Conclusion and Next Steps
Decision: Hold (for migraine disorder as a repurposing target)
Rationale: No mechanistic pathway links bromazepam's GABA-A modulation to migraine pathophysiology, and the only clinical trial identified suggests an inverse relationship — bromazepam may be a cause of medication overuse headache rather than a treatment. Development for this indication is not recommended at this stage.
Important secondary finding — Anxiety (Rank 6, L2 evidence):
Although anxiety is bromazepam's historically established indication rather than a novel repurposing target, TxGNN independently identified it with multiple supporting placebo-controlled RCTs that directly studied bromazepam:
| PMID | Year | Type | Journal | Key Findings |
|---|---|---|---|---|
| 6132936 | 1983 | RCT (placebo-controlled) | J Clin Psychopharmacology | Bromazepam 18 mg/day significantly superior to diazepam and placebo in generalised anxiety disorder over 4 weeks; greater efficacy on somatic anxiety subscale |
| 2880459 | 1986 | RCT (placebo-controlled) | Acta Psychiatrica Scandinavica | Bromazepam and lorazepam both superior to placebo in 60 outpatients with GAD; bromazepam associated with less mood depression than lorazepam |
| 1969172 | 1990 | RCT (multicentre) | Psychopharmacology | Bromazepam significantly superior to placebo and non-inferior to chlorprothixene in 245 GAD patients; Hamilton Anxiety reduction median 12 points |
| 13969 | 1977 | RCT (active-comparator) | Diseases of the Nervous System | Bromazepam 23.8 mg/day vs. amitriptyline and placebo in anxiety-depressive neurosis; bromazepam showed early and sustained improvement on BPRS and Hamilton scales |
| 710 | 1975 | RCT | Psychopharmacologia | Controlled crossover study of bromazepam cognitive and sedative effects; characterised bromazepam's CNS pharmacodynamic profile |
To proceed with any further evaluation, the following is needed:
- Regulatory gap closure: Retrieve TFDA/HSA package insert for complete warnings and contraindications (Data Gap DG001 — currently Blocking)
- MOA documentation: Retrieve DrugBank API data for bromazepam receptor binding profile, including GABA-A subunit selectivity data (Data Gap DG002)
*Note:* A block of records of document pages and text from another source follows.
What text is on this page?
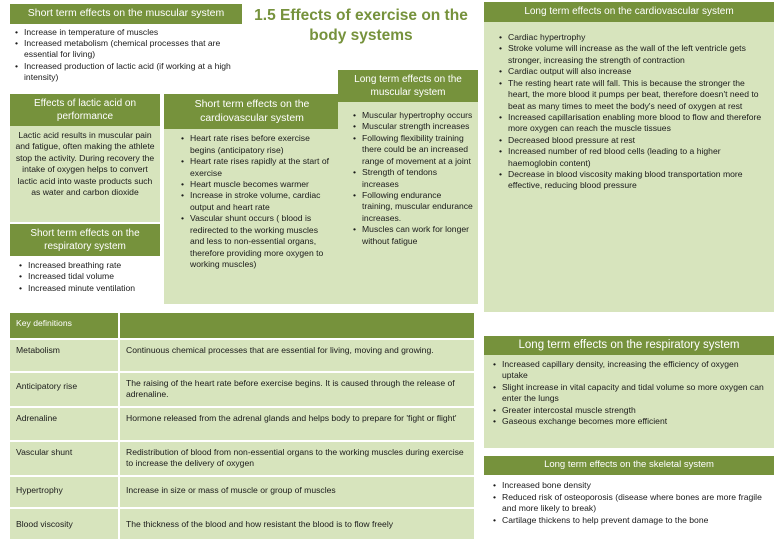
1.5 Effects of exercise on the body systems
Short term effects on the muscular system
• Increase in temperature of muscles
• Increased metabolism (chemical processes that are essential for living)
• Increased production of lactic acid (if working at a high intensity)
Effects of lactic acid on performance
Lactic acid results in muscular pain and fatigue, often making the athlete stop the activity. During recovery the intake of oxygen helps to convert lactic acid into waste products such as water and carbon dioxide
Short term effects on the respiratory system
• Increased breathing rate
• Increased tidal volume
• Increased minute ventilation
Short term effects on the cardiovascular system
• Heart rate rises before exercise begins (anticipatory rise)
• Heart rate rises rapidly at the start of exercise
• Heart muscle becomes warmer
• Increase in stroke volume, cardiac output and heart rate
• Vascular shunt occurs ( blood is redirected to the working muscles and less to non-essential organs, therefore providing more oxygen to working muscles)
Long term effects on the muscular system
• Muscular hypertrophy occurs
• Muscular strength increases
• Following flexibility training there could be an increased range of movement at a joint
• Strength of tendons increases
• Following endurance training, muscular endurance increases.
• Muscles can work for longer without fatigue
Long term effects on the cardiovascular system
• Cardiac hypertrophy
• Stroke volume will increase as the wall of the left ventricle gets stronger, increasing the strength of contraction
• Cardiac output will also increase
• The resting heart rate will fall. This is because the stronger the heart, the more blood it pumps per beat, therefore doesn't need to beat as many times to meet the body's need of oxygen at rest
• Increased capillarisation enabling more blood to flow and therefore more oxygen can reach the muscle tissues
• Decreased blood pressure at rest
• Increased number of red blood cells (leading to a higher haemoglobin content)
• Decrease in blood viscosity making blood transportation more effective, reducing blood pressure
Key definitions
Metabolism	Continuous chemical processes that are essential for living, moving and growing.
Anticipatory rise	The raising of the heart rate before exercise begins. It is caused through the release of adrenaline.
Adrenaline	Hormone released from the adrenal glands and helps body to prepare for 'fight or flight'
Vascular shunt	Redistribution of blood from non-essential organs to the working muscles during exercise to increase the delivery of oxygen
Hypertrophy	Increase in size or mass of muscle or group of muscles
Blood viscosity	The thickness of the blood and how resistant the blood is to flow freely
Long term effects on the respiratory system
• Increased capillary density, increasing the efficiency of oxygen uptake
• Slight increase in vital capacity and tidal volume so more oxygen can enter the lungs
• Greater intercostal muscle strength
• Gaseous exchange becomes more efficient
Long term effects on the skeletal system
• Increased bone density
• Reduced risk of osteoporosis (disease where bones are more fragile and more likely to break)
• Cartilage thickens to help prevent damage to the bone
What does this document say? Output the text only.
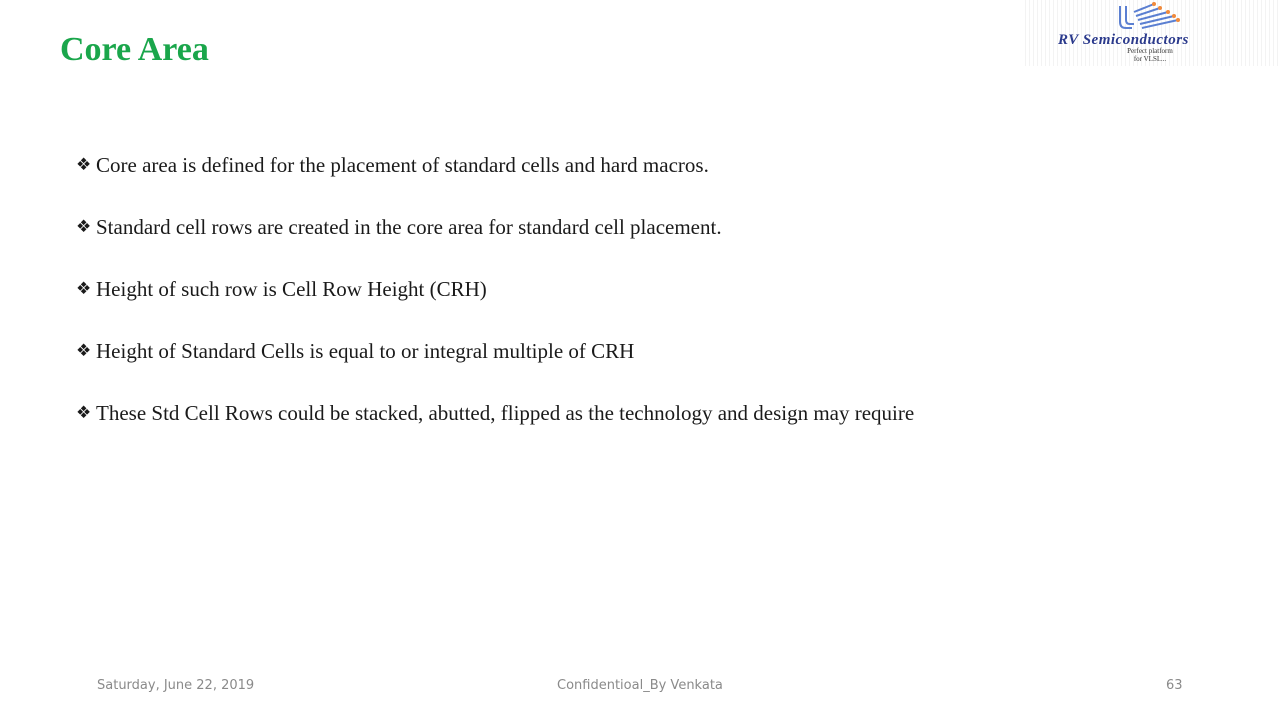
Core Area	RV Semiconductors
Perfect platform
for VLSI....
❖ Core area is defined for the placement of standard cells and hard macros.
❖ Standard cell rows are created in the core area for standard cell placement.
❖ Height of such row is Cell Row Height (CRH)
❖ Height of Standard Cells is equal to or integral multiple of CRH
❖ These Std Cell Rows could be stacked, abutted, flipped as the technology and design may require
Saturday, June 22, 2019	Confidentioal_By Venkata	63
- For insomnia (Rank 3, L4): This is mechanistically plausible (GABA-A α1 sedation pathway), but bromazepam has lower α1 selectivity than approved z-drugs; a direct comparative RCT vs. zolpidem or zopiclone is needed before clinical consideration
- For alcohol withdrawal delirium (Rank 7, L4): Class-effect extrapolation from standard BZDs (diazepam, chlordiazepoxide) is scientifically plausible given identical mechanism; direct bromazepam AWS trial data required to establish dosing and safety equivalence
- For migraine: Not recommended for further development; clinicians managing migraine patients should specifically assess for bromazepam overuse as a potential contributor to MOH
Disclaimer
This content is for research purposes only and does not constitute medical advice. Clinical validation is required before any clinical application.